2.7.4. Managing .config files¶
Managing .config files for even a simple Sitecore project can, over time, become a very complex and time consuming task, and if done wrongly it can be a source of many problems such as performance, consistent testing, instability and waste of resources.
The key to long-lasting good configuration management is isolating not only the implementation specific changes and additions from the standard Sitecore and .NET configuration, but also keeping any changes and additions to configuration together with the business logic which needs it. The first makes it possible to easily identify changes – making upgrades much easier – and the latter makes it easy to identify the reason for changes – making issue resolution and implementation changes stress-free.
Changes or additions to configuration files are most often associated with specific features, and in Helix, this means that these configuration changes belong in the modules that need them.
126.96.36.199. Sitecore include files¶
Changes to any configuration under the <sitecore> root in the web.config should always be done through app_config/include files.
Place the configuration changes for a given module in the modules layer subfolder under /include and name the configuration file with [Layer].[Module].config.
Sitecore merges include files alphabetically, and if a certain configuration file needs to be included last in the web.config merge with in a layer, prefix the file with z., for example z.Foundation.Indexing.config.

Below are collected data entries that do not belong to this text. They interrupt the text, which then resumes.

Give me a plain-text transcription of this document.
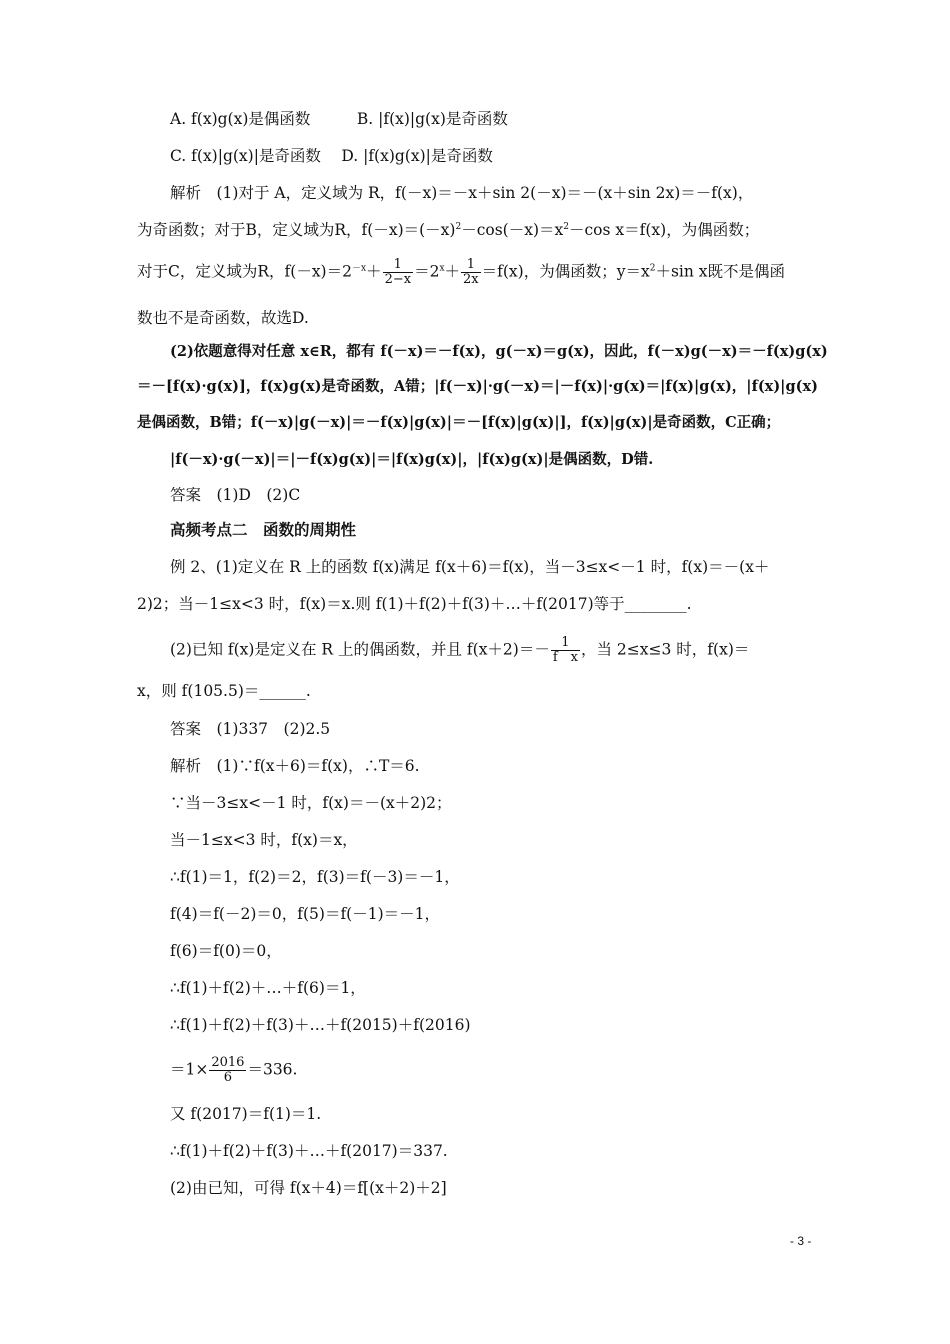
A. f(x)g(x)是偶函数　　　B. |f(x)|g(x)是奇函数
C. f(x)|g(x)|是奇函数　 D. |f(x)g(x)|是奇函数
解析　(1)对于 A，定义域为 R，f(－x)＝－x＋sin 2(－x)＝－(x＋sin 2x)＝－f(x)，
为奇函数；对于B，定义域为R，$f(-x)=(-x)^2-\cos(-x)=x^2-\cos$ x＝f(x)，为偶函数；
对于C，定义域为R，$f(-x)=2^{-x}+ \frac{1}{2-x} =2^x+ \frac{1}{2x} =f(x)$，为偶函数；$y=x^2+\sin$ x既不是偶函
数也不是奇函数，故选D.
(2)依题意得对任意 x∈R，都有 f(－x)＝－f(x)，g(－x)＝g(x)，因此，f(－x)g(－x)＝－f(x)g(x)
＝－[f(x)·g(x)]，f(x)g(x)是奇函数，A错；|f(－x)|·g(－x)＝|－f(x)|·g(x)＝|f(x)|g(x)，|f(x)|g(x)
是偶函数，B错；f(－x)|g(－x)|＝－f(x)|g(x)|＝－[f(x)|g(x)|]，f(x)|g(x)|是奇函数，C正确；
|f(－x)·g(－x)|＝|－f(x)g(x)|＝|f(x)g(x)|，|f(x)g(x)|是偶函数，D错.
答案　(1)D　(2)C
高频考点二　函数的周期性
例 2、(1)定义在 R 上的函数 f(x)满足 f(x＋6)＝f(x)，当－3≤x<－1 时，f(x)＝－(x＋
2)2；当－1≤x<3 时，f(x)＝x.则 f(1)＋f(2)＋f(3)＋…＋f(2017)等于________.
(2)已知 f(x)是定义在 R 上的偶函数，并且 $f(x+2)=- \frac{1}{\text{f　x}}$ ，当 2≤x≤3 时，f(x)＝
x，则 f(105.5)＝______.
答案　(1)337　(2)2.5
解析　(1)∵f(x＋6)＝f(x)，∴T＝6.
∵当－3≤x<－1 时，f(x)＝－(x＋2)2；
当－1≤x<3 时，f(x)＝x，
∴f(1)＝1，f(2)＝2，f(3)＝f(－3)＝－1，
f(4)＝f(－2)＝0，f(5)＝f(－1)＝－1，
f(6)＝f(0)＝0，
∴f(1)＋f(2)＋…＋f(6)＝1，
∴f(1)＋f(2)＋f(3)＋…＋f(2015)＋f(2016)
$=1\times \frac{2016}{6} =336$.
又 f(2017)＝f(1)＝1.
∴f(1)＋f(2)＋f(3)＋…＋f(2017)＝337.
(2)由已知，可得 f(x＋4)＝f[(x＋2)＋2]
- 3 -
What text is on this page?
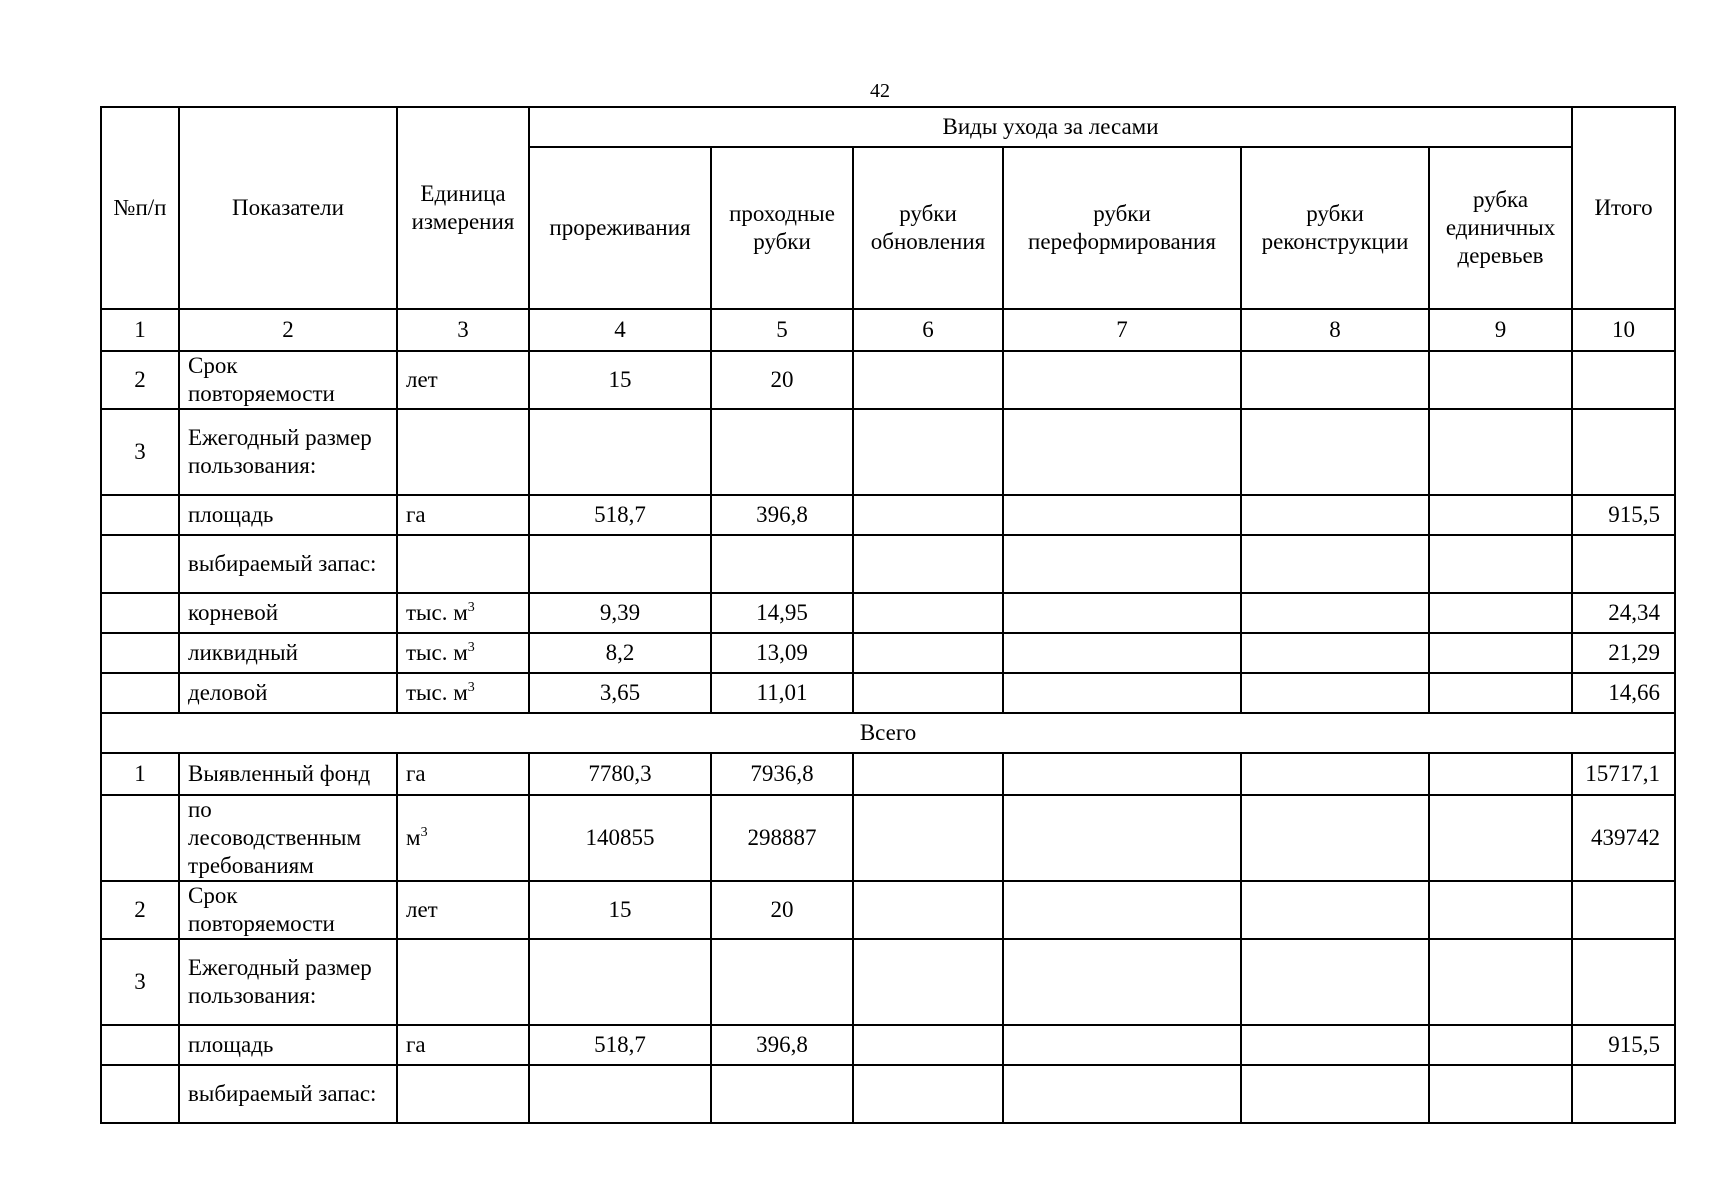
42
№п/п	Показатели	Единица измерения	Виды ухода за лесами						Итого
			прореживания	проходные рубки	рубки обновления	рубки переформирования	рубки реконструкции	рубка единичных деревьев	
1	2	3	4	5	6	7	8	9	10
2	Срок повторяемости	лет	15	20					
3	Ежегодный размер пользования:								
	площадь	га	518,7	396,8					915,5
	выбираемый запас:								
	корневой	тыс. $м^3$	9,39	14,95					24,34
	ликвидный	тыс. $м^3$	8,2	13,09					21,29
	деловой	тыс. $м^3$	3,65	11,01					14,66
Всего									
1	Выявленный фонд	га	7780,3	7936,8					15717,1
	по лесоводственным требованиям	$м^3$	140855	298887					439742
2	Срок повторяемости	лет	15	20					
3	Ежегодный размер пользования:								
	площадь	га	518,7	396,8					915,5
	выбираемый запас:								
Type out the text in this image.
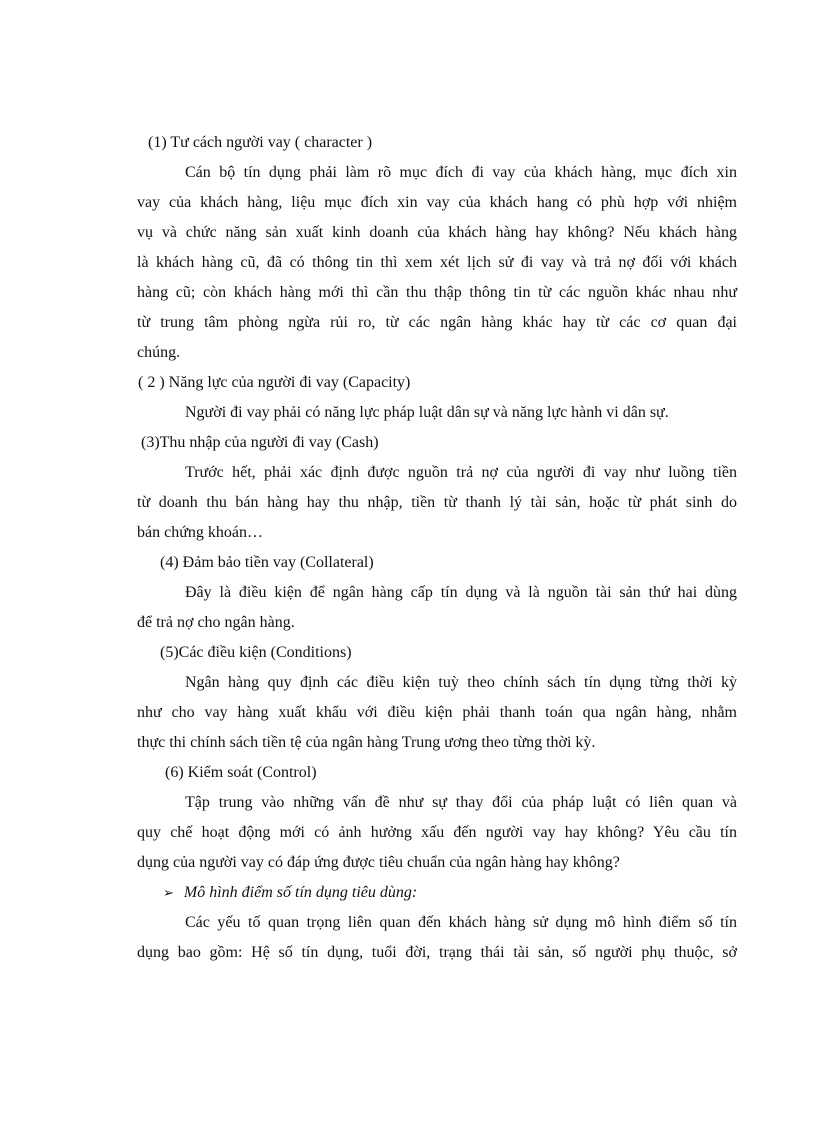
(1) Tư cách người vay ( character )
Cán bộ tín dụng phải làm rõ mục đích đi vay của khách hàng, mục đích xin
vay của khách hàng, liệu mục đích xin vay của khách hang có phù hợp với nhiệm
vụ và chức năng sản xuất kinh doanh của khách hàng hay không? Nếu khách hàng
là khách hàng cũ, đã có thông tin thì xem xét lịch sử đi vay và trả nợ đối với khách
hàng cũ; còn khách hàng mới thì cần thu thập thông tin từ các nguồn khác nhau như
từ trung tâm phòng ngừa rủi ro, từ các ngân hàng khác hay từ các cơ quan đại
chúng.
( 2 ) Năng lực của người đi vay (Capacity)
Người đi vay phải có năng lực pháp luật dân sự và năng lực hành vi dân sự.
(3)Thu nhập của người đi vay (Cash)
Trước hết, phải xác định được nguồn trả nợ của người đi vay như luồng tiền
từ doanh thu bán hàng hay thu nhập, tiền từ thanh lý tài sản, hoặc từ phát sinh do
bán chứng khoán…
(4) Đảm bảo tiền vay (Collateral)
Đây là điều kiện để ngân hàng cấp tín dụng và là nguồn tài sản thứ hai dùng
để trả nợ cho ngân hàng.
(5)Các điều kiện (Conditions)
Ngân hàng quy định các điều kiện tuỳ theo chính sách tín dụng từng thời kỳ
như cho vay hàng xuất khẩu với điều kiện phải thanh toán qua ngân hàng, nhằm
thực thi chính sách tiền tệ của ngân hàng Trung ương theo từng thời kỳ.
(6) Kiểm soát (Control)
Tập trung vào những vấn đề như sự thay đổi của pháp luật có liên quan và
quy chế hoạt động mới có ảnh hưởng xấu đến người vay hay không? Yêu cầu tín
dụng của người vay có đáp ứng được tiêu chuẩn của ngân hàng hay không?
➢ Mô hình điểm số tín dụng tiêu dùng:
Các yếu tố quan trọng liên quan đến khách hàng sử dụng mô hình điểm số tín
dụng bao gồm: Hệ số tín dụng, tuổi đời, trạng thái tài sản, số người phụ thuộc, sở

If the file needs to be run last of all include files, place the file in a subfolder under /include called zzz. Refer to the Sitecore documentation for more information on config patching.
188.8.131.52. Other .config files¶
Changes to .config files outside the <sitecore> element in the web.config, such as the .NET or IIS parts of the web.config or other .config files such as domains.config, will require another strategy. Keep in mind the Helix convention: keeping the configuration change together with the business logic which requires it.
Sitecore does not provide an out-of-the-box approach for this challenge, and other tools such as the Visual Studio web.config transformations or SlowCheetah works in a file-based approach – which is not directly compliant with Helix, as all changes to a single file are not necessarily associated with a single module.
The MS Build xml transforms can be used to apply feature centric configuration changes to files, but it will require custom integration into the MS Build system. Please refer to the MS Build documentation on the TransformXml task.
Habitat does use the MS Build XmlTransform task to make multiple file transformation across features. This is done as part of the gulp build system supplied with the Habitat example site.
The functionality allows each module to have one or more .transform files placed in the same sub folder as the target .config file and with the same name. For example, the /App_Config/Security/domains.config.transform will apply a transformation to the domains.config file as part of the build. The syntax of the .transform file follows the MS Build web.config transformation syntax (See https://msdn.microsoft.com/en-us/library/dd465326(v=vs.110).aspx).
All .transform files are picked up in the 04-Apply-Xml-Transform gulp task in the /gulpfile.js and applied one by one in a separate MS Build command defined in the /applytransform.targets file.
At the time of writing, Habitat has four config transformations across the web.config and domains.config files.